Elle chante le nom qu'elle aime bien,
qui est long et beau,
qui dit seulement :
Méditerra-né-é-e

06/02/2007

06/02/07 - 16:16

Où Asbel constate qu'effectivement, tout fout le camp


Lorsqu'à 19 ans j'ai commencé à fréquenter les rares "hot spot" de la ville rose, une de mes motivations, je l'avoue, était de me procurer ces petits magazines gratuits qui pullulaient à l'époque, avec des dossier chocs du genre "les homos et l'armée", qui étaient à la sociologie et au journalisme ce que Nicolas Hulot est à la politique.Mais bon, on se construit comme on peut, internet n'existait pas et j'avais un besoin rageant de repères, quitte après à les dénigrer, à m'en éloigner. Et j'ai toujours appris davantage en lisant, même les nullités les plus consternantes, que par tout autre moyen.

Je croyais que les nouvelles technologies avaient eu raison de ces sous-produits. A tort : Samedi, je descends aux toilettes du settanta-cinque (en italien of course!), et je tombe sur un nouveau magazine gratuit d'assez belle facture, surtout en comparaison avec les montages grossiers d'antan. L'ensemble est assez arty, avec belles photos, papier cartonné, et tout et tout, et répond au titre sugestif de prends-moi. Mais autant les montages design peuvent me plaire, autant le style d'écriture qui va avec m'insupporte au plus haut point. À mes risques et périls, je feuillette le contenu. Il s'agit d'un spécial dédié à l'analyse de la culture du risque chez les gays.

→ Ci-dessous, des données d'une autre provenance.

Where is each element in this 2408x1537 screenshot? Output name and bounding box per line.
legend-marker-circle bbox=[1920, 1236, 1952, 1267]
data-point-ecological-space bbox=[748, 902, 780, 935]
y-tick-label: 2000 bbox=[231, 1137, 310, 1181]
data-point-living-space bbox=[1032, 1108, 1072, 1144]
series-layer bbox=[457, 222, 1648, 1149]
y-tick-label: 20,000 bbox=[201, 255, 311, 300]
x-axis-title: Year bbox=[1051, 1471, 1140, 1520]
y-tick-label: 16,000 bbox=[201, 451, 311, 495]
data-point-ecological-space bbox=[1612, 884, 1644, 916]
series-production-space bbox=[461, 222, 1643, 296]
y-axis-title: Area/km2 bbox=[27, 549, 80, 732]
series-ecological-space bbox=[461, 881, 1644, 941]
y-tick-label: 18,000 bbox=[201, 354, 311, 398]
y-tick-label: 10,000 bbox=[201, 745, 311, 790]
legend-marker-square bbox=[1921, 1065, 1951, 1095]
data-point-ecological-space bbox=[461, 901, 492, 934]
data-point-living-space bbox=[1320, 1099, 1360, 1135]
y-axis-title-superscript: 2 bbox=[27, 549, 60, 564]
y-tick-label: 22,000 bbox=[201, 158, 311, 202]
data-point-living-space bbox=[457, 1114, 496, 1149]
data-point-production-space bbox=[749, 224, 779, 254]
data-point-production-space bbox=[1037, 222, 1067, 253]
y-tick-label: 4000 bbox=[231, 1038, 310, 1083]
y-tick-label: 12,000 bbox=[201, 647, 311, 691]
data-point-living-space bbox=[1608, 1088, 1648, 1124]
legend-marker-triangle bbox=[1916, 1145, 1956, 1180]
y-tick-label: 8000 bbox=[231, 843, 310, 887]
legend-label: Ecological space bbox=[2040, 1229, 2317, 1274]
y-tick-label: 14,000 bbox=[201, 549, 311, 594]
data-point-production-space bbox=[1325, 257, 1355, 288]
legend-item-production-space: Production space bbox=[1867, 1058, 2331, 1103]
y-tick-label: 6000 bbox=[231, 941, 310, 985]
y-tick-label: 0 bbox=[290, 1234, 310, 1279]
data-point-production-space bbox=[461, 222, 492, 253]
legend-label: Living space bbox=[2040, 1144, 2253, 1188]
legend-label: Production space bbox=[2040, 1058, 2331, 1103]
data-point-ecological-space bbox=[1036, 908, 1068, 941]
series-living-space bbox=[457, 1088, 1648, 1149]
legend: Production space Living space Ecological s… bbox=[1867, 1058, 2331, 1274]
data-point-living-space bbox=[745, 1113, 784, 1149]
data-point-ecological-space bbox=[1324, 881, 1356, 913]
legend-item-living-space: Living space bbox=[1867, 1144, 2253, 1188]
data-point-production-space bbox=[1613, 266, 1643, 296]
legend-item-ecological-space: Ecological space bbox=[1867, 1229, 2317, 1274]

Je lis le portrait de Tristan, jeune séropo, écrit dans un style incompréhensible, avec de vraies pépites dont voici la meilleure :

" Certes, pour ce "sujet de l'inconscient" que nous sommes tous, le risque est le dérivé du fantasme, image ou scénario caché, sorte de vocabulaire interne, privé, qui donne du sens à ce qui apparemment n'en a pas. Il se dessine ainsi, derrière l'aspect solaire (?????) de Tristan, une image en négatif, une pietà, un fils gisant dans les bras maternels, une condensation de son histoire qui lui désigne un destin, dans ce corps à corps de la mère sacrifié et de l'enfant martyr. "

Mouais.

Bah ils sont pas sortis de l'auberge les jeunes ados homos si c'est avec ça qu'ils doivent se construire.

commentaires

06/02/07 - 16:22

Ma grand-mère estime effectivement que tout fout l'camp.

06/02/07 - 16:25

votre grand-mère est bien sage, comme je vous l'ai déjà exprimé auparavant.

07/02/07 - 18:16

En effet, tout fout l'camp.... Sarko apporte son soutient à Charlie Hebdo... c'est la zermi...
enfin bon..... elle demande du zouuuuuk

08/02/07 - 19:29

C'est le même magazine que http:/// ? Sur le site, il y a même des vidéos de Sébastien Lifschitz...

09/02/07 - 11:40

Oui, c'est celui-là :)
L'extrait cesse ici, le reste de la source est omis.